In among the articles by the academics, though, there is an interview with Paul Volcker. It was of particular interest to me because I recently read William Silber's book Volcker: The Triumph of Persistence. Rather than being a fully rounded biography, it focuses on key episodes of Volcker's life as a policy maker and how he came to the decisions he did. Since Volcker is acknowledged as probably the best Fed chairman ever–the one who inherited a bad situation and left it much better, without planting the seeds of a new bubble–the book is well worth reading. (As is common, though, the biographer is a little too fond of his subject.)

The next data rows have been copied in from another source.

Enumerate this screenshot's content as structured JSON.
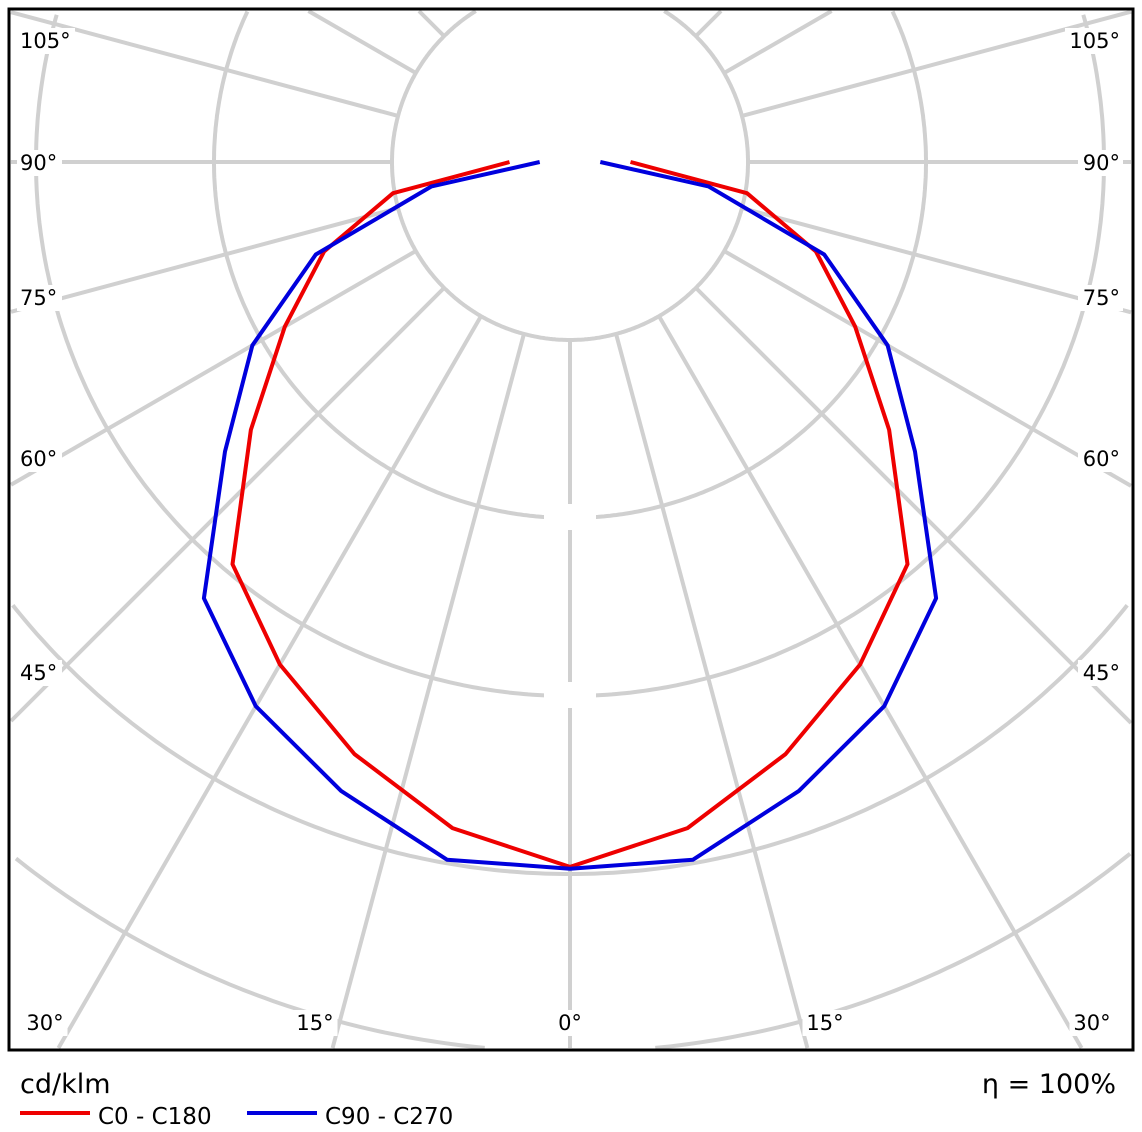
{
  "chart_data": {
    "type": "polar-line",
    "unit_label": "cd/klm",
    "efficiency_label": "η = 100%",
    "angle_labels": {
      "left": [
        "105°",
        "90°",
        "75°",
        "60°",
        "45°"
      ],
      "right": [
        "105°",
        "90°",
        "75°",
        "60°",
        "45°"
      ],
      "bottom": [
        "30°",
        "15°",
        "0°",
        "15°",
        "30°"
      ]
    },
    "angles_deg": [
      0,
      10,
      20,
      30,
      40,
      50,
      60,
      70,
      80,
      90
    ],
    "radial_unit_note": "values in grid-ring units (ring values not printed)",
    "rings": [
      1,
      2,
      3,
      4,
      5
    ],
    "grid": true,
    "legend_position": "bottom-left",
    "series": [
      {
        "name": "C0 - C180",
        "color": "#ee0000",
        "values": [
          3.96,
          3.8,
          3.54,
          3.26,
          2.95,
          2.34,
          1.85,
          1.47,
          1.01,
          0.34
        ]
      },
      {
        "name": "C90 - C270",
        "color": "#0000dd",
        "values": [
          3.97,
          3.98,
          3.76,
          3.53,
          3.2,
          2.53,
          2.06,
          1.52,
          0.79,
          0.17
        ]
      }
    ]
  }
}
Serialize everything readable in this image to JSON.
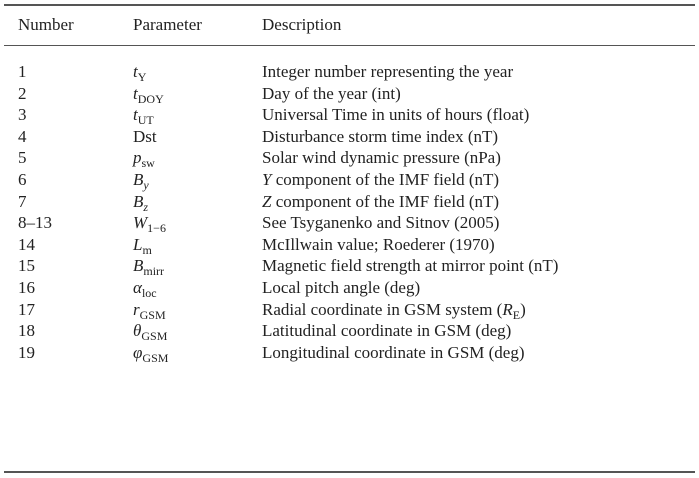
{
  "table": {
    "columns": [
      "Number",
      "Parameter",
      "Description"
    ],
    "rows": [
      {
        "number": "1",
        "parameter": {
          "base": "t",
          "sub": "Y"
        },
        "description": [
          "Integer number representing the year"
        ]
      },
      {
        "number": "2",
        "parameter": {
          "base": "t",
          "sub": "DOY"
        },
        "description": [
          "Day of the year (int)"
        ]
      },
      {
        "number": "3",
        "parameter": {
          "base": "t",
          "sub": "UT"
        },
        "description": [
          "Universal Time in units of hours (float)"
        ]
      },
      {
        "number": "4",
        "parameter": {
          "base": "Dst",
          "italic": false
        },
        "description": [
          "Disturbance storm time index (nT)"
        ]
      },
      {
        "number": "5",
        "parameter": {
          "base": "p",
          "sub": "sw"
        },
        "description": [
          "Solar wind dynamic pressure (nPa)"
        ]
      },
      {
        "number": "6",
        "parameter": {
          "base": "B",
          "sub": "y",
          "sub_italic": true
        },
        "description": [
          {
            "italic": "Y"
          },
          " component of the IMF field (nT)"
        ]
      },
      {
        "number": "7",
        "parameter": {
          "base": "B",
          "sub": "z",
          "sub_italic": true
        },
        "description": [
          {
            "italic": "Z"
          },
          " component of the IMF field (nT)"
        ]
      },
      {
        "number": "8–13",
        "parameter": {
          "base": "W",
          "sub": "1−6"
        },
        "description": [
          "See Tsyganenko and Sitnov (2005)"
        ]
      },
      {
        "number": "14",
        "parameter": {
          "base": "L",
          "sub": "m"
        },
        "description": [
          "McIllwain value; Roederer (1970)"
        ]
      },
      {
        "number": "15",
        "parameter": {
          "base": "B",
          "sub": "mirr"
        },
        "description": [
          "Magnetic field strength at mirror point (nT)"
        ]
      },
      {
        "number": "16",
        "parameter": {
          "base": "α",
          "sub": "loc"
        },
        "description": [
          "Local pitch angle (deg)"
        ]
      },
      {
        "number": "17",
        "parameter": {
          "base": "r",
          "sub": "GSM"
        },
        "description": [
          "Radial coordinate in GSM system (",
          {
            "italic": "R",
            "sub": "E"
          },
          ")"
        ]
      },
      {
        "number": "18",
        "parameter": {
          "base": "θ",
          "sub": "GSM"
        },
        "description": [
          "Latitudinal coordinate in GSM (deg)"
        ]
      },
      {
        "number": "19",
        "parameter": {
          "base": "φ",
          "sub": "GSM"
        },
        "description": [
          "Longitudinal coordinate in GSM (deg)"
        ]
      }
    ]
  }
}
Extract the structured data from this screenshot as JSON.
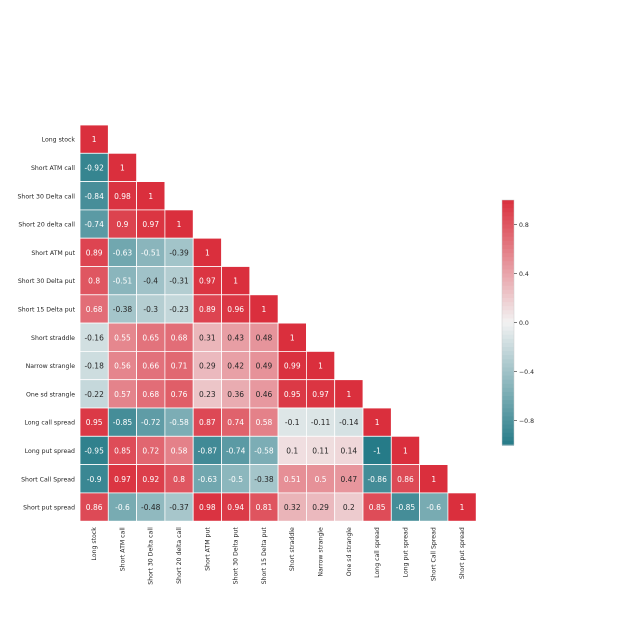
{
  "chart_data": {
    "type": "heatmap",
    "title": "",
    "xlabel": "",
    "ylabel": "",
    "labels": [
      "Long stock",
      "Short ATM call",
      "Short 30 Delta call",
      "Short 20 delta call",
      "Short ATM put",
      "Short 30 Delta put",
      "Short 15 Delta put",
      "Short straddle",
      "Narrow strangle",
      "One sd strangle",
      "Long call spread",
      "Long put spread",
      "Short Call Spread",
      "Short put spread"
    ],
    "matrix": [
      [
        1
      ],
      [
        -0.92,
        1
      ],
      [
        -0.84,
        0.98,
        1
      ],
      [
        -0.74,
        0.9,
        0.97,
        1
      ],
      [
        0.89,
        -0.63,
        -0.51,
        -0.39,
        1
      ],
      [
        0.8,
        -0.51,
        -0.4,
        -0.31,
        0.97,
        1
      ],
      [
        0.68,
        -0.38,
        -0.3,
        -0.23,
        0.89,
        0.96,
        1
      ],
      [
        -0.16,
        0.55,
        0.65,
        0.68,
        0.31,
        0.43,
        0.48,
        1
      ],
      [
        -0.18,
        0.56,
        0.66,
        0.71,
        0.29,
        0.42,
        0.49,
        0.99,
        1
      ],
      [
        -0.22,
        0.57,
        0.68,
        0.76,
        0.23,
        0.36,
        0.46,
        0.95,
        0.97,
        1
      ],
      [
        0.95,
        -0.85,
        -0.72,
        -0.58,
        0.87,
        0.74,
        0.58,
        -0.1,
        -0.11,
        -0.14,
        1
      ],
      [
        -0.95,
        0.85,
        0.72,
        0.58,
        -0.87,
        -0.74,
        -0.58,
        0.1,
        0.11,
        0.14,
        -1,
        1
      ],
      [
        -0.9,
        0.97,
        0.92,
        0.8,
        -0.63,
        -0.5,
        -0.38,
        0.51,
        0.5,
        0.47,
        -0.86,
        0.86,
        1
      ],
      [
        0.86,
        -0.6,
        -0.48,
        -0.37,
        0.98,
        0.94,
        0.81,
        0.32,
        0.29,
        0.2,
        0.85,
        -0.85,
        -0.6,
        1
      ]
    ],
    "value_labels": [
      [
        "1"
      ],
      [
        "-0.92",
        "1"
      ],
      [
        "-0.84",
        "0.98",
        "1"
      ],
      [
        "-0.74",
        "0.9",
        "0.97",
        "1"
      ],
      [
        "0.89",
        "-0.63",
        "-0.51",
        "-0.39",
        "1"
      ],
      [
        "0.8",
        "-0.51",
        "-0.4",
        "-0.31",
        "0.97",
        "1"
      ],
      [
        "0.68",
        "-0.38",
        "-0.3",
        "-0.23",
        "0.89",
        "0.96",
        "1"
      ],
      [
        "-0.16",
        "0.55",
        "0.65",
        "0.68",
        "0.31",
        "0.43",
        "0.48",
        "1"
      ],
      [
        "-0.18",
        "0.56",
        "0.66",
        "0.71",
        "0.29",
        "0.42",
        "0.49",
        "0.99",
        "1"
      ],
      [
        "-0.22",
        "0.57",
        "0.68",
        "0.76",
        "0.23",
        "0.36",
        "0.46",
        "0.95",
        "0.97",
        "1"
      ],
      [
        "0.95",
        "-0.85",
        "-0.72",
        "-0.58",
        "0.87",
        "0.74",
        "0.58",
        "-0.1",
        "-0.11",
        "-0.14",
        "1"
      ],
      [
        "-0.95",
        "0.85",
        "0.72",
        "0.58",
        "-0.87",
        "-0.74",
        "-0.58",
        "0.1",
        "0.11",
        "0.14",
        "-1",
        "1"
      ],
      [
        "-0.9",
        "0.97",
        "0.92",
        "0.8",
        "-0.63",
        "-0.5",
        "-0.38",
        "0.51",
        "0.5",
        "0.47",
        "-0.86",
        "0.86",
        "1"
      ],
      [
        "0.86",
        "-0.6",
        "-0.48",
        "-0.37",
        "0.98",
        "0.94",
        "0.81",
        "0.32",
        "0.29",
        "0.2",
        "0.85",
        "-0.85",
        "-0.6",
        "1"
      ]
    ],
    "vmin": -1,
    "vmax": 1,
    "colorbar": {
      "ticks": [
        0.8,
        0.4,
        0.0,
        -0.4,
        -0.8
      ],
      "tick_labels": [
        "0.8",
        "0.4",
        "0.0",
        "−0.4",
        "−0.8"
      ]
    },
    "colors": {
      "negative": "#267b88",
      "center": "#f2f2f2",
      "positive": "#da2f3d",
      "text_dark": "#262626",
      "text_light": "#ffffff"
    },
    "grid": false,
    "masked": "upper-triangle"
  }
}
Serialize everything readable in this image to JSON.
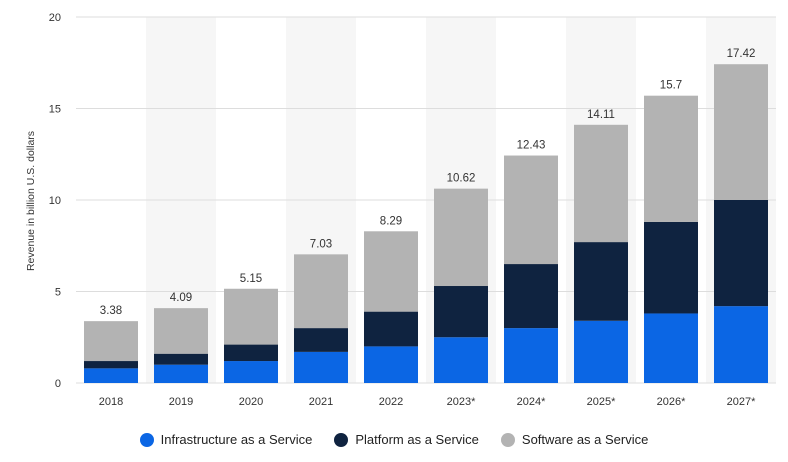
{
  "chart_data": {
    "type": "bar",
    "stacked": true,
    "categories": [
      "2018",
      "2019",
      "2020",
      "2021",
      "2022",
      "2023*",
      "2024*",
      "2025*",
      "2026*",
      "2027*"
    ],
    "series": [
      {
        "name": "Infrastructure as a Service",
        "color": "#0b66e4",
        "values": [
          0.8,
          1.0,
          1.2,
          1.7,
          2.0,
          2.5,
          3.0,
          3.4,
          3.8,
          4.2
        ]
      },
      {
        "name": "Platform as a Service",
        "color": "#0f2340",
        "values": [
          0.4,
          0.6,
          0.9,
          1.3,
          1.9,
          2.8,
          3.5,
          4.3,
          5.0,
          5.8
        ]
      },
      {
        "name": "Software as a Service",
        "color": "#b3b3b3",
        "values": [
          2.18,
          2.49,
          3.05,
          4.03,
          4.39,
          5.32,
          5.93,
          6.41,
          6.9,
          7.42
        ]
      }
    ],
    "totals": [
      "3.38",
      "4.09",
      "5.15",
      "7.03",
      "8.29",
      "10.62",
      "12.43",
      "14.11",
      "15.7",
      "17.42"
    ],
    "ylabel": "Revenue in billion U.S. dollars",
    "xlabel": "",
    "ylim": [
      0,
      20
    ],
    "yticks": [
      "0",
      "5",
      "10",
      "15",
      "20"
    ],
    "grid": true,
    "legend_position": "bottom"
  }
}
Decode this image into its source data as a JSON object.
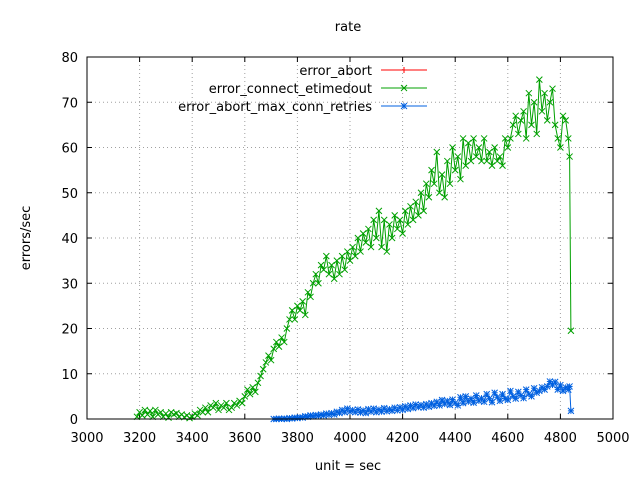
{
  "chart_data": {
    "type": "line",
    "title": "rate",
    "xlabel": "unit = sec",
    "ylabel": "errors/sec",
    "xlim": [
      3000,
      5000
    ],
    "ylim": [
      0,
      80
    ],
    "xticks": [
      3000,
      3200,
      3400,
      3600,
      3800,
      4000,
      4200,
      4400,
      4600,
      4800,
      5000
    ],
    "yticks": [
      0,
      10,
      20,
      30,
      40,
      50,
      60,
      70,
      80
    ],
    "grid": true,
    "legend_position": "top-right",
    "colors": {
      "error_abort": "#ff0000",
      "error_connect_etimedout": "#00a000",
      "error_abort_max_conn_retries": "#0060e0"
    },
    "series": [
      {
        "name": "error_abort",
        "points": []
      },
      {
        "name": "error_connect_etimedout",
        "points": [
          [
            3190,
            0.5
          ],
          [
            3200,
            1.5
          ],
          [
            3210,
            0.8
          ],
          [
            3220,
            2
          ],
          [
            3230,
            1
          ],
          [
            3240,
            1.8
          ],
          [
            3250,
            0.5
          ],
          [
            3260,
            2
          ],
          [
            3270,
            1
          ],
          [
            3280,
            1.5
          ],
          [
            3290,
            0.5
          ],
          [
            3300,
            1.2
          ],
          [
            3310,
            0.3
          ],
          [
            3320,
            1.5
          ],
          [
            3330,
            1
          ],
          [
            3340,
            1.3
          ],
          [
            3350,
            0.5
          ],
          [
            3360,
            1
          ],
          [
            3370,
            0.4
          ],
          [
            3380,
            0.8
          ],
          [
            3390,
            0.2
          ],
          [
            3400,
            0.5
          ],
          [
            3410,
            1.2
          ],
          [
            3420,
            0.8
          ],
          [
            3430,
            2
          ],
          [
            3440,
            1.5
          ],
          [
            3450,
            2.5
          ],
          [
            3460,
            1.5
          ],
          [
            3470,
            3
          ],
          [
            3480,
            2.5
          ],
          [
            3490,
            3.5
          ],
          [
            3500,
            2
          ],
          [
            3510,
            3
          ],
          [
            3520,
            2.5
          ],
          [
            3530,
            3.5
          ],
          [
            3540,
            2
          ],
          [
            3550,
            2.5
          ],
          [
            3560,
            3.5
          ],
          [
            3570,
            3
          ],
          [
            3580,
            4
          ],
          [
            3590,
            3.5
          ],
          [
            3600,
            5
          ],
          [
            3610,
            6.5
          ],
          [
            3620,
            5.5
          ],
          [
            3630,
            7
          ],
          [
            3640,
            6
          ],
          [
            3650,
            8
          ],
          [
            3660,
            9.5
          ],
          [
            3670,
            11
          ],
          [
            3680,
            12.5
          ],
          [
            3690,
            14
          ],
          [
            3700,
            13
          ],
          [
            3710,
            15.5
          ],
          [
            3720,
            17
          ],
          [
            3730,
            16
          ],
          [
            3740,
            18
          ],
          [
            3750,
            17
          ],
          [
            3760,
            20
          ],
          [
            3770,
            22
          ],
          [
            3780,
            24
          ],
          [
            3790,
            22
          ],
          [
            3800,
            25
          ],
          [
            3810,
            24
          ],
          [
            3820,
            26
          ],
          [
            3830,
            23
          ],
          [
            3840,
            28
          ],
          [
            3850,
            27
          ],
          [
            3860,
            30
          ],
          [
            3870,
            32
          ],
          [
            3880,
            30
          ],
          [
            3890,
            34
          ],
          [
            3900,
            33
          ],
          [
            3910,
            36
          ],
          [
            3920,
            32
          ],
          [
            3930,
            34
          ],
          [
            3940,
            31
          ],
          [
            3950,
            35
          ],
          [
            3960,
            32
          ],
          [
            3970,
            36
          ],
          [
            3980,
            33
          ],
          [
            3990,
            37
          ],
          [
            4000,
            35
          ],
          [
            4010,
            38
          ],
          [
            4020,
            36
          ],
          [
            4030,
            40
          ],
          [
            4040,
            37
          ],
          [
            4050,
            41
          ],
          [
            4060,
            39
          ],
          [
            4070,
            42
          ],
          [
            4080,
            38
          ],
          [
            4090,
            44
          ],
          [
            4100,
            40
          ],
          [
            4110,
            46
          ],
          [
            4120,
            38
          ],
          [
            4130,
            44
          ],
          [
            4140,
            37
          ],
          [
            4150,
            43
          ],
          [
            4160,
            40
          ],
          [
            4170,
            45
          ],
          [
            4180,
            42
          ],
          [
            4190,
            44
          ],
          [
            4200,
            41
          ],
          [
            4210,
            46
          ],
          [
            4220,
            43
          ],
          [
            4230,
            47
          ],
          [
            4240,
            44
          ],
          [
            4250,
            48
          ],
          [
            4260,
            45
          ],
          [
            4270,
            50
          ],
          [
            4280,
            46
          ],
          [
            4290,
            52
          ],
          [
            4300,
            49
          ],
          [
            4310,
            55
          ],
          [
            4320,
            52
          ],
          [
            4330,
            59
          ],
          [
            4340,
            50
          ],
          [
            4350,
            54
          ],
          [
            4360,
            49
          ],
          [
            4370,
            57
          ],
          [
            4380,
            52
          ],
          [
            4390,
            60
          ],
          [
            4400,
            55
          ],
          [
            4410,
            58
          ],
          [
            4420,
            53
          ],
          [
            4430,
            62
          ],
          [
            4440,
            56
          ],
          [
            4450,
            61
          ],
          [
            4460,
            57
          ],
          [
            4470,
            62
          ],
          [
            4480,
            58
          ],
          [
            4490,
            60
          ],
          [
            4500,
            57
          ],
          [
            4510,
            62
          ],
          [
            4520,
            57
          ],
          [
            4530,
            59
          ],
          [
            4540,
            56
          ],
          [
            4550,
            60
          ],
          [
            4560,
            57
          ],
          [
            4570,
            58
          ],
          [
            4580,
            56
          ],
          [
            4590,
            62
          ],
          [
            4600,
            60
          ],
          [
            4610,
            62
          ],
          [
            4620,
            65
          ],
          [
            4630,
            67
          ],
          [
            4640,
            63
          ],
          [
            4650,
            66
          ],
          [
            4660,
            68
          ],
          [
            4670,
            62
          ],
          [
            4680,
            72
          ],
          [
            4690,
            65
          ],
          [
            4700,
            70
          ],
          [
            4710,
            63
          ],
          [
            4720,
            75
          ],
          [
            4730,
            68
          ],
          [
            4740,
            72
          ],
          [
            4750,
            66
          ],
          [
            4760,
            70
          ],
          [
            4770,
            73
          ],
          [
            4780,
            65
          ],
          [
            4790,
            62
          ],
          [
            4800,
            60
          ],
          [
            4810,
            67
          ],
          [
            4820,
            66
          ],
          [
            4830,
            62
          ],
          [
            4835,
            58
          ],
          [
            4840,
            19.5
          ]
        ]
      },
      {
        "name": "error_abort_max_conn_retries",
        "points": [
          [
            3710,
            0
          ],
          [
            3720,
            0
          ],
          [
            3730,
            0.1
          ],
          [
            3740,
            0
          ],
          [
            3750,
            0.1
          ],
          [
            3760,
            0
          ],
          [
            3770,
            0.2
          ],
          [
            3780,
            0.1
          ],
          [
            3790,
            0.3
          ],
          [
            3800,
            0.2
          ],
          [
            3810,
            0.4
          ],
          [
            3820,
            0.3
          ],
          [
            3830,
            0.6
          ],
          [
            3840,
            0.5
          ],
          [
            3850,
            0.8
          ],
          [
            3860,
            0.6
          ],
          [
            3870,
            0.9
          ],
          [
            3880,
            0.7
          ],
          [
            3890,
            1
          ],
          [
            3900,
            0.8
          ],
          [
            3910,
            1.2
          ],
          [
            3920,
            0.9
          ],
          [
            3930,
            1.3
          ],
          [
            3940,
            1
          ],
          [
            3950,
            1.6
          ],
          [
            3960,
            1.3
          ],
          [
            3970,
            2
          ],
          [
            3980,
            1.5
          ],
          [
            3990,
            2.3
          ],
          [
            4000,
            1.6
          ],
          [
            4010,
            2
          ],
          [
            4020,
            1.5
          ],
          [
            4030,
            2.1
          ],
          [
            4040,
            1.4
          ],
          [
            4050,
            1.9
          ],
          [
            4060,
            1.3
          ],
          [
            4070,
            2.2
          ],
          [
            4080,
            1.6
          ],
          [
            4090,
            2.3
          ],
          [
            4100,
            1.5
          ],
          [
            4110,
            2.1
          ],
          [
            4120,
            1.6
          ],
          [
            4130,
            2.4
          ],
          [
            4140,
            1.7
          ],
          [
            4150,
            2.2
          ],
          [
            4160,
            1.8
          ],
          [
            4170,
            2.5
          ],
          [
            4180,
            1.9
          ],
          [
            4190,
            2.6
          ],
          [
            4200,
            2
          ],
          [
            4210,
            2.8
          ],
          [
            4220,
            2.2
          ],
          [
            4230,
            3
          ],
          [
            4240,
            2.4
          ],
          [
            4250,
            3.2
          ],
          [
            4260,
            2.6
          ],
          [
            4270,
            3.1
          ],
          [
            4280,
            2.5
          ],
          [
            4290,
            3.3
          ],
          [
            4300,
            2.7
          ],
          [
            4310,
            3.5
          ],
          [
            4320,
            2.9
          ],
          [
            4330,
            3.8
          ],
          [
            4340,
            3
          ],
          [
            4350,
            4.2
          ],
          [
            4360,
            3.3
          ],
          [
            4370,
            4
          ],
          [
            4380,
            3.1
          ],
          [
            4390,
            4.3
          ],
          [
            4400,
            3.5
          ],
          [
            4410,
            3
          ],
          [
            4420,
            4.8
          ],
          [
            4430,
            3.5
          ],
          [
            4440,
            5
          ],
          [
            4450,
            3.8
          ],
          [
            4460,
            4.5
          ],
          [
            4470,
            3.6
          ],
          [
            4480,
            5.2
          ],
          [
            4490,
            4
          ],
          [
            4500,
            4.6
          ],
          [
            4510,
            3.8
          ],
          [
            4520,
            5.5
          ],
          [
            4530,
            4.5
          ],
          [
            4540,
            3.7
          ],
          [
            4550,
            5.8
          ],
          [
            4560,
            4.8
          ],
          [
            4570,
            4
          ],
          [
            4580,
            5.5
          ],
          [
            4590,
            4.5
          ],
          [
            4600,
            4.2
          ],
          [
            4610,
            6.2
          ],
          [
            4620,
            5
          ],
          [
            4630,
            4.5
          ],
          [
            4640,
            6
          ],
          [
            4650,
            5.2
          ],
          [
            4660,
            4.6
          ],
          [
            4670,
            6.5
          ],
          [
            4680,
            5.5
          ],
          [
            4690,
            5
          ],
          [
            4700,
            6.8
          ],
          [
            4710,
            5.8
          ],
          [
            4720,
            6.2
          ],
          [
            4730,
            7
          ],
          [
            4740,
            6.5
          ],
          [
            4750,
            7.2
          ],
          [
            4760,
            8.3
          ],
          [
            4770,
            7.5
          ],
          [
            4780,
            8.2
          ],
          [
            4790,
            6.5
          ],
          [
            4800,
            7.5
          ],
          [
            4810,
            6.2
          ],
          [
            4820,
            7
          ],
          [
            4830,
            6.5
          ],
          [
            4835,
            7.2
          ],
          [
            4840,
            1.8
          ]
        ]
      }
    ]
  }
}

The opening section of the interview briefly discusses Volcker's part in the U.S. abandonment of the Bretton Woods gold standard, a subject treated in much more depth in the book. What struck me when reading the book was how little Volcker and the other major participants in making the policy knew. Volcker was in a powerful but subordinate post, secondary to the major players Arthur Burns, John Connally, George Shultz, and Richard Nixon. They needed his knowledge of markets, his international contacts, and his bureaucratic expertise, but they and not he made the decisions. It was incredible to me that as market pressure on the U.S. dollar mounted, there was no real acknowledgment among the group that the underlying problem was overly expansionary Federal Reserve policy. Arthur Burns, though a fine academic, was a terrible policy maker. He was willing to subordinate the Fed, and by implication the U.S. financial system, to Nixon's wish to keep the economy pumped up during his re-election campaign, even at the risk of a substantial hangover later. Nobody understood that the steps they were about to take would shake the pillars of the world financial system. The focus was instead on gold and the alleged need to devalue against gold, as if gold were the problem rather than a signal that the monetary policy was the problem. It took more than a decade of costly experimentation to establish some credibility for the dollar on new foundations under a floating exchange rate.